Planning Global Catalog Server Placement
Global catalog placement requires planning except if you have a single-domain forest. In a single-domain forest, configure all domain controllers as global catalog servers. Because every domain controller stores the only domain directory partition in the forest, configuring each domain controller as a global catalog server doesn't require any additional disk space usage, CPU usage, or replication traffic. In a single-domain forest, all domain controllers act as virtual global catalog servers; that is, they can all respond to any authentication or service request. This special condition for single-domain forests is by design. Authentication requests don't require contacting a global catalog server as they do when there are multiple domains, and a user can be a member of a universal group that exists in a different domain. However, only domain controllers that are designated as global catalog servers can respond to global catalog queries on the global catalog port 3268. To simplify administration in this scenario and to ensure consistent responses, designating all domain controllers as global catalog servers eliminates the concern about which domain controllers can respond to global catalog queries. Specifically, any time a user uses Start\Search\For People or Find Printers or expands Universal Groups, these requests go only to the global catalog.
In multiple-domain forests, global catalog servers facilitate user logon requests and forest-wide searches. The following illustration shows how to determine which locations require global catalog servers.
In most cases, it's recommended that you include the global catalog when you install new domain controllers. The following exceptions apply:
- Limited bandwidth: In remote sites, if the wide area network (WAN) link between the remote site and the hub site is limited, you can use universal group membership caching in the remote site to accommodate the logon needs of users in the site.
- Infrastructure operations master role incompatibility: Don't place the global catalog on a domain controller that hosts the infrastructure operations master role in the domain unless all domain controllers in the domain are global catalog servers or the forest has only one domain.
Adding global catalog servers based on application requirements
Certain applications, such as Microsoft Exchange, Message Queuing (also known as MSMQ), and applications using DCOM don't deliver adequate response over latent WAN links and therefore need a highly available global catalog infrastructure to provide low query latency. Determine whether any applications that perform poorly over a slow WAN link are running in locations or whether the locations require Microsoft Exchange Server. If your locations include applications that don't deliver adequate response over a WAN link, you must place a global catalog server at the location to reduce query latency.
Note
Read-only domain controllers (RODCs) can be promoted successfully to global catalog server status. However, certain directory-enabled applications cannot support an RODC as a global catalog server. For example, no version of Microsoft Exchange Server uses RODCs. However, Microsoft Exchange Server works in environments that include RODCs, as long as there are writable domain controllers available. Exchange Server 2007 effectively ignores RODCs. Exchange Server 2003 also ignores RODCs in default conditions where Exchange components automatically detect available domain controllers. No changes were made to Exchange Server 2003 to make it aware of read-only directory servers. Therefore, trying to force Exchange Server 2003 services and management tools to use RODCs may result in unpredictable behavior.

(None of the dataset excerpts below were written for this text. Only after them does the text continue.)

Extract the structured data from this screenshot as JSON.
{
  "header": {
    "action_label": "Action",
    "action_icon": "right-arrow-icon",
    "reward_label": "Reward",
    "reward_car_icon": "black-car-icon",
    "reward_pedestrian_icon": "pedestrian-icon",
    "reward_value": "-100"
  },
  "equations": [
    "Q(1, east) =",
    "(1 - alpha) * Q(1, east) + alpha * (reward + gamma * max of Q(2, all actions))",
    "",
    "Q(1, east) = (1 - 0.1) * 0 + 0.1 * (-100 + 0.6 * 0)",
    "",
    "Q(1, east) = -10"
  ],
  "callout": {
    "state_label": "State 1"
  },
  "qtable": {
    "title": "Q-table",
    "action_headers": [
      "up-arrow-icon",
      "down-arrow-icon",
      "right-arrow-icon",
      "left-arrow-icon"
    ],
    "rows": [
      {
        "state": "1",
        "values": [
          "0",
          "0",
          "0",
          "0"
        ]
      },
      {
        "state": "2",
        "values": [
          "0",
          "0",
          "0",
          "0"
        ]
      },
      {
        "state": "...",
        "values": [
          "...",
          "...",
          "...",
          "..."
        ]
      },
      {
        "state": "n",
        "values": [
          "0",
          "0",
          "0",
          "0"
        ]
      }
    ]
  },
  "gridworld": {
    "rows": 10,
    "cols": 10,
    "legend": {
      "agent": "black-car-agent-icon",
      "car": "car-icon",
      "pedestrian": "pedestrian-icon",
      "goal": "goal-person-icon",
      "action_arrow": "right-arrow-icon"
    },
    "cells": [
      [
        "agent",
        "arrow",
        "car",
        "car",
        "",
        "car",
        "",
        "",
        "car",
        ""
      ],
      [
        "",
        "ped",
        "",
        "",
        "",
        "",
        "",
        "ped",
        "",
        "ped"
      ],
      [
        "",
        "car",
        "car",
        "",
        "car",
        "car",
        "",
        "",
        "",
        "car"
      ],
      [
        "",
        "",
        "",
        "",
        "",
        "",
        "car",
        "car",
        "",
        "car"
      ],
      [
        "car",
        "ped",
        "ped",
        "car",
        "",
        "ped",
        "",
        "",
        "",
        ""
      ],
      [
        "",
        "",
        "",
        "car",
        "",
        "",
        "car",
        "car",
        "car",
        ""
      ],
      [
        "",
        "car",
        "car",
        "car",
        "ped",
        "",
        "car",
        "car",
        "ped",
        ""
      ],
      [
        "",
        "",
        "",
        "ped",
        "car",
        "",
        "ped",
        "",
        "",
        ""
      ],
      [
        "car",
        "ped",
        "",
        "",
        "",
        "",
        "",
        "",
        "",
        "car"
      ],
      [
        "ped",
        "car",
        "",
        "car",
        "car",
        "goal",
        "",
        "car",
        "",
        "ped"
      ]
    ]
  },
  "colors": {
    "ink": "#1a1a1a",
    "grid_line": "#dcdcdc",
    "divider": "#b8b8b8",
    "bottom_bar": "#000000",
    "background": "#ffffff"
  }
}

Adding global catalog servers for a large number of users
Place global catalog servers at all locations that contain more than 100 users to reduce congestion of network WAN links and to prevent productivity loss in case of WAN link failure.
Using highly available bandwidth
You don't need to place a global catalog at a location that doesn't include applications that require a global catalog server, includes less than 100 users, and is also connected to another location that includes a global catalog server by a WAN link that is 100 percent available for Active Directory Domain Services (AD DS). In this case, the users can access the global catalog server over the WAN link.
Roaming users need to contact the global catalog servers whenever they log on for the first time at any location. If the logon time over the WAN link is unacceptable, place a global catalog at a location that is visited by a large number of roaming users.
Enabling universal group membership caching
For locations that include less than 100 users and that don't include a large number of roaming users or applications that require a global catalog server, you can deploy domain controllers that are running Windows Server 2008 and enable universal group membership caching. Ensure that the global catalog servers aren't more than one replication hop from the domain controller on which universal group membership caching is enabled so that universal group information in the cache can be refreshed. For information about how universal group caching works, see the article How the Global Catalog Works.
For a worksheet to assist you in documenting where you plan to place global catalog servers and domain controllers with universal group caching enabled, see Job Aids for Windows Server 2003 Deployment Kit, download Job_Aids_Designing_and_Deploying_Directory_and_Security_Services.zip, and open Domain Controller Placement (DSSTOPO_4.doc). See the information about locations in which you need to place global catalog servers when you deploy the forest root domain and regional domains.